- Examines the current state of science of extreme weather attribution and identifies ways to move the science forward to improve attribution capabilities
- States that some impacts of global warming on extreme events are well understood—including that warming increases the likelihood of extremely hot days and nights, favors increased atmospheric moisture that may result in more frequent heavy rainfall and snowfall, and leads to evaporation that can exacerbate droughts
- Looks at the relatively young science of extreme event attribution, which seeks to tease out the influence of human-cause climate change from other factors, such as natural sources of variability like El Niño, as contributors to individual extreme events
- Concludes it is now “often possible” to describe how human-induced climate change altered the likelihood and/or intensity of a specific extreme weather event
"Like the surgeon general’s 1964 report connecting smoking to lung cancer, the report from the National Academies connects global warming to the increased risk and severity of certain classes of extreme weather, including some heat waves, floods and drought."

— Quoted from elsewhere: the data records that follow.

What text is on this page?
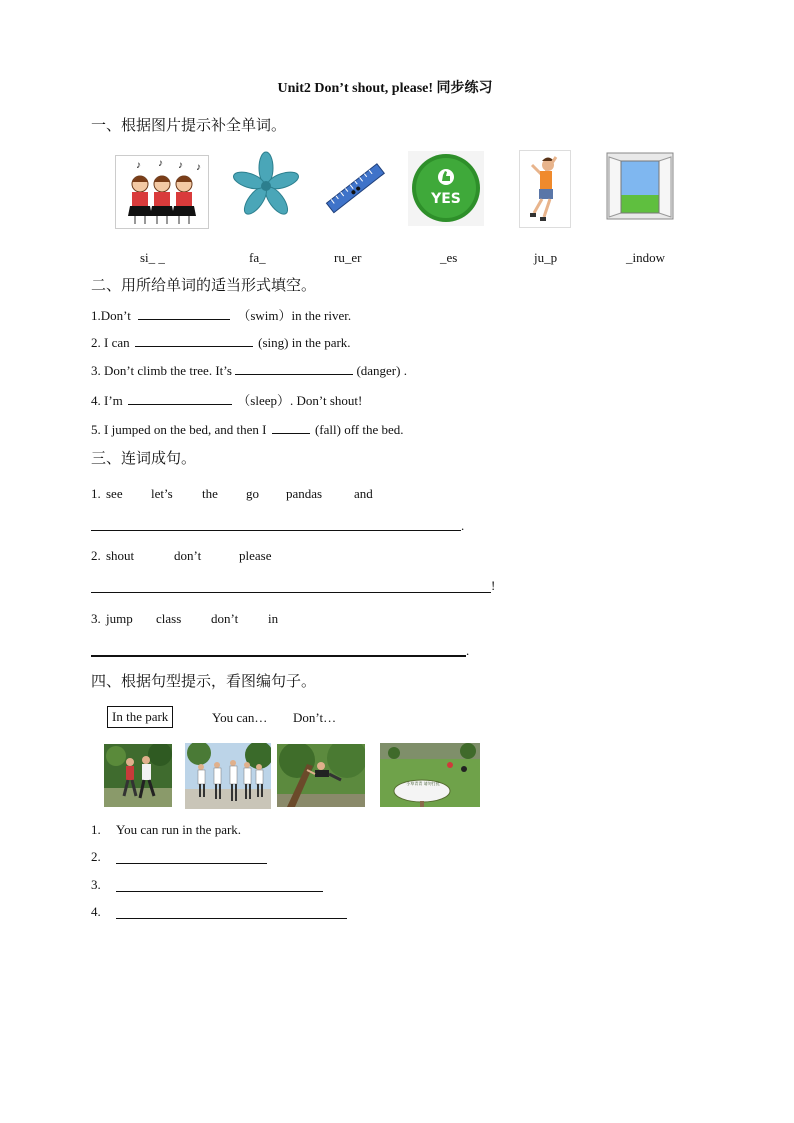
Unit2 Don’t shout, please! 同步练习
一、根据图片提示补全单词。
♪ ♪ ♪ ♪
YES
si_ _	fa_	ru_er	_es	ju_p	_indow
二、用所给单词的适当形式填空。
1.Don’t	（swim）in the river.
2. I can	(sing) in the park.
3. Don’t climb the tree. It’s	(danger) .
4. I’m	（sleep）. Don’t shout!
5. I jumped on the bed, and then I	(fall) off the bed.
三、连词成句。
1. see let’s the go pandas and
.
2. shout	don’t	please
!
3. jump class don’t in
.
四、根据句型提示，看图编句子。
In the park	You can… Don’t…
小草青青 请勿打扰
1. You can run in the park.
2.
3.
4.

Heidi Cullen, Chief Scientist for Climate Central and head of the World Weather Attribution program
"Climate science works best with patterns. Determining climate change’s role in a single event is usually more difficult than doing so in global statistics. It can be hard to be sure that exposure to small amounts of a chemical caused cancer in a single patient, even when studies of large populations prove that it is a carcinogen; similarly, we often can’t make strong attribution statements about an individual weather event, even when we have a lot of evidence that those kinds of events overall are influenced by climate change, or will be in the future. So media coverage of attribution studies sometimes ends up focusing more on what we don’t know than what we do. That can leave the impression that we know less than we really do, which is unhelpful in a political climate which already doesn’t take the real one seriously enough."
Adam Sobel, Professor of Applied Physics and Applied Mathematics and of Earth and Environmental Sciences at Columbia University
"The fog of uncertainty that obscured the human role in individual events is finally lifting."
Michael Oppenheimer, Princeton University professor
"The National Academies report should go a long way toward the 'mainstreaming' of attribution research. It will also help journalists, educators, and others who need to put this often-esoteric science into terms that people can easily grasp. The links between greenhouse gases and extreme weather are far too important and intricate to be dismissed or broad-brushed."